46. Having set out the law on joinder and who is an interested party, it is worth noting that the claim by the plaintiff against the defendants is solely based on adverse possession of 26 acres of the suit land out of a sale agreement dated 20/11/2006. The intended interested parties were not parties to the sale agreement. They are not on the list of the 83 members who are the beneficiaries of the 302. 59 Ha, forming part of the sale agreement. The intended interested parties are not the registered owners of the suit land as per the official search certificate dated 16/10/2024, showing that the 1st defendant was issued with a title deed on 23/8/2002. The proposed interested parties allege their interest or stake in the suit land out of a judgment delivered on 3/5/2021, and now subject to an appeal where they were claiming an interest in LR No. 2046, comprised of Certificate No. IR 318/1 that gave rise to the land now registered under the 1st respondent’s name and to which the applicant now claims only 26 acres. The proposed interested parties have not shared with this court any decree of the court declaring their legitimate rights on the land defined by the applicant as 26 acres, which he has occupied for over 12 years, to the exclusion of the registered owner. The intended interested parties have not set out their claim in the application and the supporting affidavit, on what exactly they are claiming regarding the 26 acres of land that the respondents have admitted formed part of the purchased land, totaling 302. 59 Ha in 2006. The proximity of the intended interested parties’ alleged stake or interest in the 26 acres of land is missing. The proposed defense or claim or interest by the intended interested parties, is not clear, specific, and direct to the subject matter in this suit. How the intended interested parties, who are now three, unlike the many petitioners in the appeal case, have a designated interest or stake separate from those in the pending appeal is unclear. The intended interested parties cannot purport to represent the many appellants without the authority to do so. The relief or defense or otherwise which they intend to raise and the question thereof to enable the court to entirely and effectually, determine the dispute is not evident.

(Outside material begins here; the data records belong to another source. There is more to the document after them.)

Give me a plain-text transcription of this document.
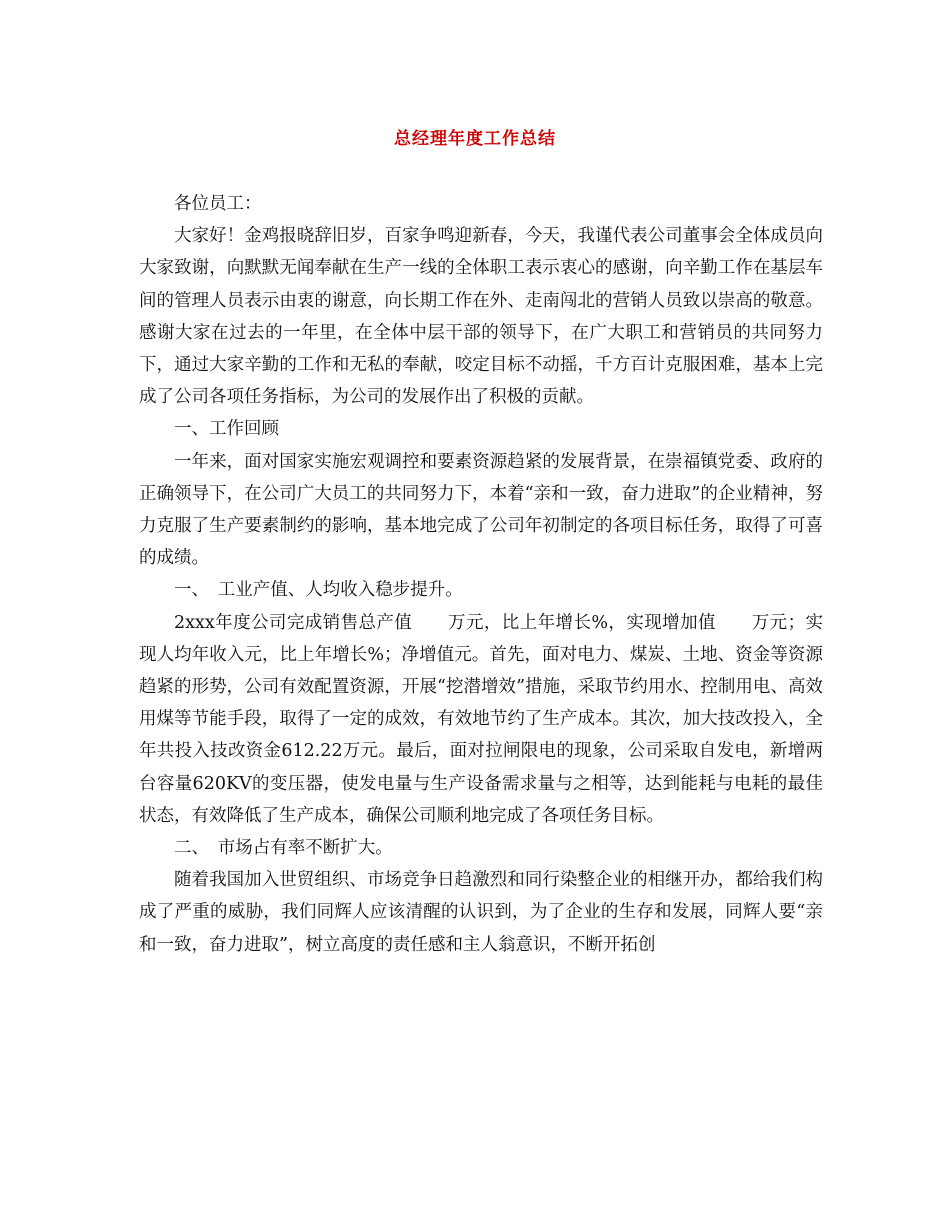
总经理年度工作总结

各位员工：

大家好！金鸡报晓辞旧岁，百家争鸣迎新春，今天，我谨代表公司董事会全体成员向大家致谢，向默默无闻奉献在生产一线的全体职工表示衷心的感谢，向辛勤工作在基层车间的管理人员表示由衷的谢意，向长期工作在外、走南闯北的营销人员致以崇高的敬意。感谢大家在过去的一年里，在全体中层干部的领导下，在广大职工和营销员的共同努力下，通过大家辛勤的工作和无私的奉献，咬定目标不动摇，千方百计克服困难，基本上完成了公司各项任务指标，为公司的发展作出了积极的贡献。

一、工作回顾

一年来，面对国家实施宏观调控和要素资源趋紧的发展背景，在崇福镇党委、政府的正确领导下，在公司广大员工的共同努力下，本着“亲和一致，奋力进取”的企业精神，努力克服了生产要素制约的影响，基本地完成了公司年初制定的各项目标任务，取得了可喜的成绩。

一、　工业产值、人均收入稳步提升。

2xxx年度公司完成销售总产值　　万元，比上年增长%，实现增加值　　万元；实现人均年收入元，比上年增长%；净增值元。首先，面对电力、煤炭、土地、资金等资源趋紧的形势，公司有效配置资源，开展“挖潜增效”措施，采取节约用水、控制用电、高效用煤等节能手段，取得了一定的成效，有效地节约了生产成本。其次，加大技改投入，全年共投入技改资金612.22万元。最后，面对拉闸限电的现象，公司采取自发电，新增两台容量620KV的变压器，使发电量与生产设备需求量与之相等，达到能耗与电耗的最佳状态，有效降低了生产成本，确保公司顺利地完成了各项任务目标。

二、　市场占有率不断扩大。

随着我国加入世贸组织、市场竞争日趋激烈和同行染整企业的相继开办，都给我们构成了严重的威胁，我们同辉人应该清醒的认识到，为了企业的生存和发展，同辉人要“亲和一致，奋力进取”，树立高度的责任感和主人翁意识，不断开拓创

47. My finding is that the intended interested parties have failed to meet the threshold set in the cited case law to be joined in this suit. I agree with the plaintiff that the application lacks merit. It is dismissed with costs.
RULING DATED, SIGNED AND DELIVERED VIA MICROSOFT TEAMS/OPEN COURT AT KITALE ON THIS 26TH DAY OF MARCH 2025. In the presence of:Court Assistant - A. EbenyoWere for Musungu for the Intended Interested Party presentKutei for Kwame for 4th Respondent presentOtieno for Oyata for the 1st Defendant presentMutai for 2nd and 3rd Respondents presentKatama Ngeywa for the plaintiff absentHON. C.K. NZILIJUDGE, ELC KITALE.